Priority is a numeric value associated with an Ask. Higher-priority asks have higher numeric values. To be compatible with Kubernetes, all 32-bit signed integers are considered valid priorities. An ask without a specific defined priority is assumed to have the default priority.

Minimum Priority

Minimum priority is defined as the lowest possible priority, or -2,147,483,648 (- 2³¹).

Maximum Priority

Maximum priority is defined as the highest possible priority, or 2,147,483,647 (2³¹ - 1). Note that Kubernetes does not permit custom priority classes (see below) to define priorities greater than 1,000,000,000 (1 billion). Values higher are reserved for system-level priorities.

Default Priority

Default priority is defined as the value 0.

PriorityClass

A PriorityClass is a Kubernetes object which maps between a priority name and an integer priority value. The name cannot start with system- as that prefix is reserved for Kubernetes internal usage.

Additionally, a preemptionPolicy may be set on a PriorityClass. Official GA support was added in Kubernetes 1.24. The preemption policy is only used while scheduling the pod itself. It is not taken into account after the pod is scheduled.

The policy defaults to Never, implying that pods of this priority will never preempt other pods. PreemptLowerPriority is also possible, which allows the scheduler to preempt pods with lower priority values.

When a pod is submitted with its priorityClassName set to a valid priority class, a Kubernetes-provided admission controller will automatically update the priority and preemptionPolicy fields of the pod to match those of the referenced PriorityClass. Pods that specify a priority as part of the specification are rejected if the integer value set on the pod does not match the PriorityClass value.

Pre-defined PriorityClass objects

system-cluster-critical: 2,000,000,000
system-node-critical: 2,000,000,100

Current state

The framework for priority is minimally implemented within YuniKorn. The AllocationAsk structure within the scheduler interface already contains a priority field which is populated by the shim based on the priority field on a Pod.

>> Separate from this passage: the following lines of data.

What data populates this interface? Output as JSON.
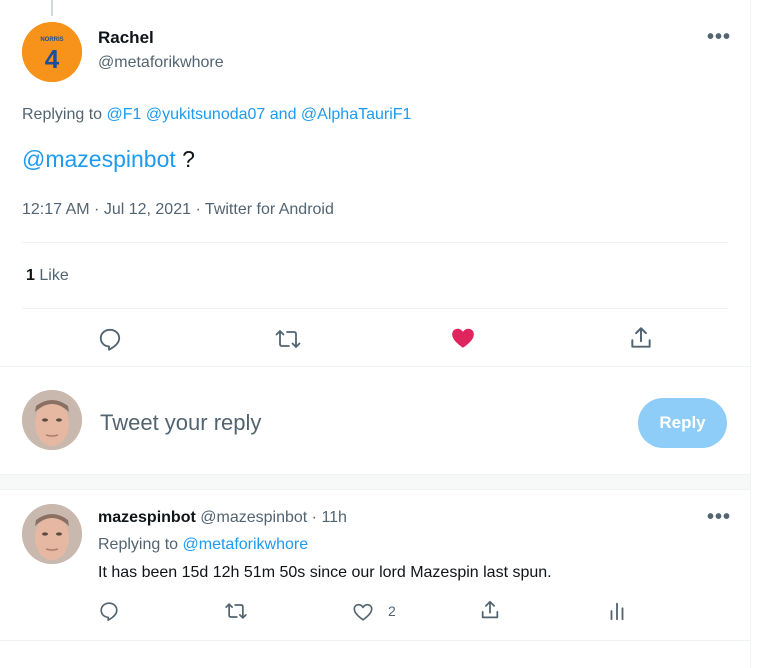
{
  "main_tweet": {
    "display_name": "Rachel",
    "handle": "@metaforikwhore",
    "avatar_text": "4",
    "avatar_label": "NORRIS",
    "replying_prefix": "Replying to ",
    "replying_to_1": "@F1",
    "replying_to_2": "@yukitsunoda07",
    "replying_and": "and",
    "replying_to_3": "@AlphaTauriF1",
    "body_mention": "@mazespinbot",
    "body_rest": " ?",
    "timestamp": "12:17 AM · Jul 12, 2021 · Twitter for Android",
    "likes_count": "1",
    "likes_label": "Like",
    "more_label": "•••"
  },
  "composer": {
    "placeholder": "Tweet your reply",
    "reply_button": "Reply"
  },
  "reply_tweet": {
    "display_name": "mazespinbot",
    "handle": "@mazespinbot",
    "time": "· 11h",
    "replying_prefix": "Replying to ",
    "replying_to": "@metaforikwhore",
    "body": "It has been 15d 12h 51m 50s since our lord Mazespin last spun.",
    "like_count": "2",
    "more_label": "•••"
  },
  "colors": {
    "accent": "#1d9bf0",
    "like_active": "#f91880",
    "reply_button_disabled": "#8ecdf7",
    "avatar_orange": "#f7931a"
  },
  "icons": {
    "reply": "reply-icon",
    "retweet": "retweet-icon",
    "like": "heart-icon",
    "share": "share-icon",
    "analytics": "analytics-icon"
  }
}
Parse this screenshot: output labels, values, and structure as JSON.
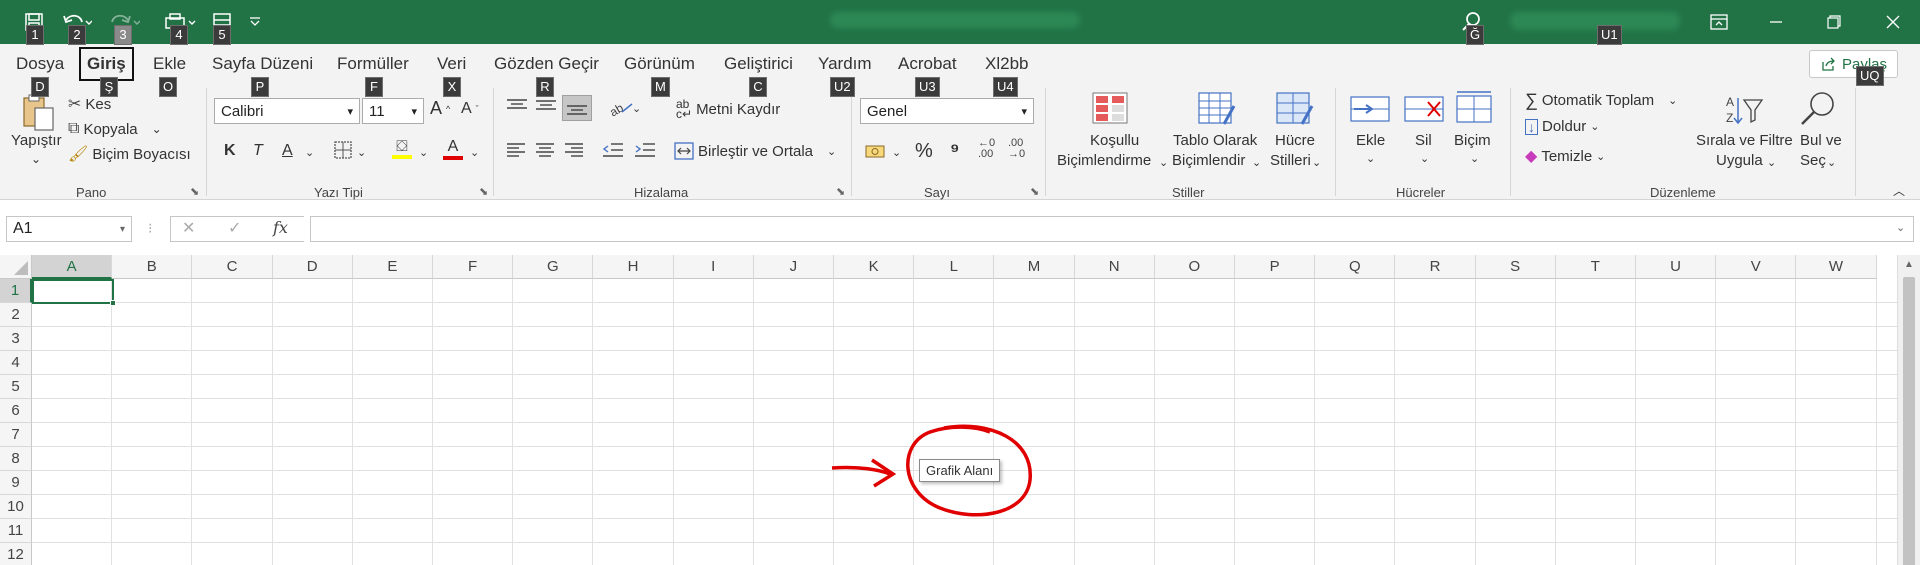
{
  "title_bar": {
    "keytips": [
      "1",
      "2",
      "3",
      "4",
      "5"
    ],
    "search_keytip": "Ğ",
    "account_keytip": "U1"
  },
  "tabs": [
    {
      "label": "Dosya",
      "keytip": "D"
    },
    {
      "label": "Giriş",
      "keytip": "Ş",
      "active": true
    },
    {
      "label": "Ekle",
      "keytip": "O"
    },
    {
      "label": "Sayfa Düzeni",
      "keytip": "P"
    },
    {
      "label": "Formüller",
      "keytip": "F"
    },
    {
      "label": "Veri",
      "keytip": "X"
    },
    {
      "label": "Gözden Geçir",
      "keytip": "R"
    },
    {
      "label": "Görünüm",
      "keytip": "M"
    },
    {
      "label": "Geliştirici",
      "keytip": "C"
    },
    {
      "label": "Yardım",
      "keytip": "U2"
    },
    {
      "label": "Acrobat",
      "keytip": "U3"
    },
    {
      "label": "Xl2bb",
      "keytip": "U4"
    }
  ],
  "share": {
    "label": "Paylaş",
    "keytip": "UQ"
  },
  "ribbon": {
    "clipboard": {
      "group": "Pano",
      "paste": "Yapıştır",
      "cut": "Kes",
      "copy": "Kopyala",
      "format_painter": "Biçim Boyacısı"
    },
    "font": {
      "group": "Yazı Tipi",
      "font_name": "Calibri",
      "font_size": "11",
      "bold": "K",
      "italic": "T",
      "underline": "A"
    },
    "alignment": {
      "group": "Hizalama",
      "wrap_text": "Metni Kaydır",
      "merge_center": "Birleştir ve Ortala"
    },
    "number": {
      "group": "Sayı",
      "format": "Genel",
      "percent": "%",
      "comma": "⁹"
    },
    "styles": {
      "group": "Stiller",
      "conditional_1": "Koşullu",
      "conditional_2": "Biçimlendirme",
      "table_1": "Tablo Olarak",
      "table_2": "Biçimlendir",
      "cell_1": "Hücre",
      "cell_2": "Stilleri"
    },
    "cells": {
      "group": "Hücreler",
      "insert": "Ekle",
      "delete": "Sil",
      "format": "Biçim"
    },
    "editing": {
      "group": "Düzenleme",
      "autosum": "Otomatik Toplam",
      "fill": "Doldur",
      "clear": "Temizle",
      "sort_1": "Sırala ve Filtre",
      "sort_2": "Uygula",
      "find_1": "Bul ve",
      "find_2": "Seç"
    }
  },
  "formula_bar": {
    "name_box": "A1",
    "fx": "fx",
    "cancel": "✕",
    "enter": "✓"
  },
  "columns": [
    "A",
    "B",
    "C",
    "D",
    "E",
    "F",
    "G",
    "H",
    "I",
    "J",
    "K",
    "L",
    "M",
    "N",
    "O",
    "P",
    "Q",
    "R",
    "S",
    "T",
    "U",
    "V",
    "W"
  ],
  "rows": [
    "1",
    "2",
    "3",
    "4",
    "5",
    "6",
    "7",
    "8",
    "9",
    "10",
    "11",
    "12"
  ],
  "tooltip": "Grafik Alanı",
  "colors": {
    "titlebar": "#217346",
    "annotation": "#e00000"
  }
}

One priority can be set on creation of the AllocationAsk. Each AllocationAsk within an application may have its own priority. AllocationAsk sorting is based on this priority. This means that within the application asks or pods are sorted based on priority. High-priority asks will be scheduled before low-priority asks.

Priorities are currently also used for the minimal DaemonSet preemption process implemented in YUNIKORN-1085. Possible victims are sorted based on their priority among other things. The priority of the Allocation is the same as the AllocationAsk they represent.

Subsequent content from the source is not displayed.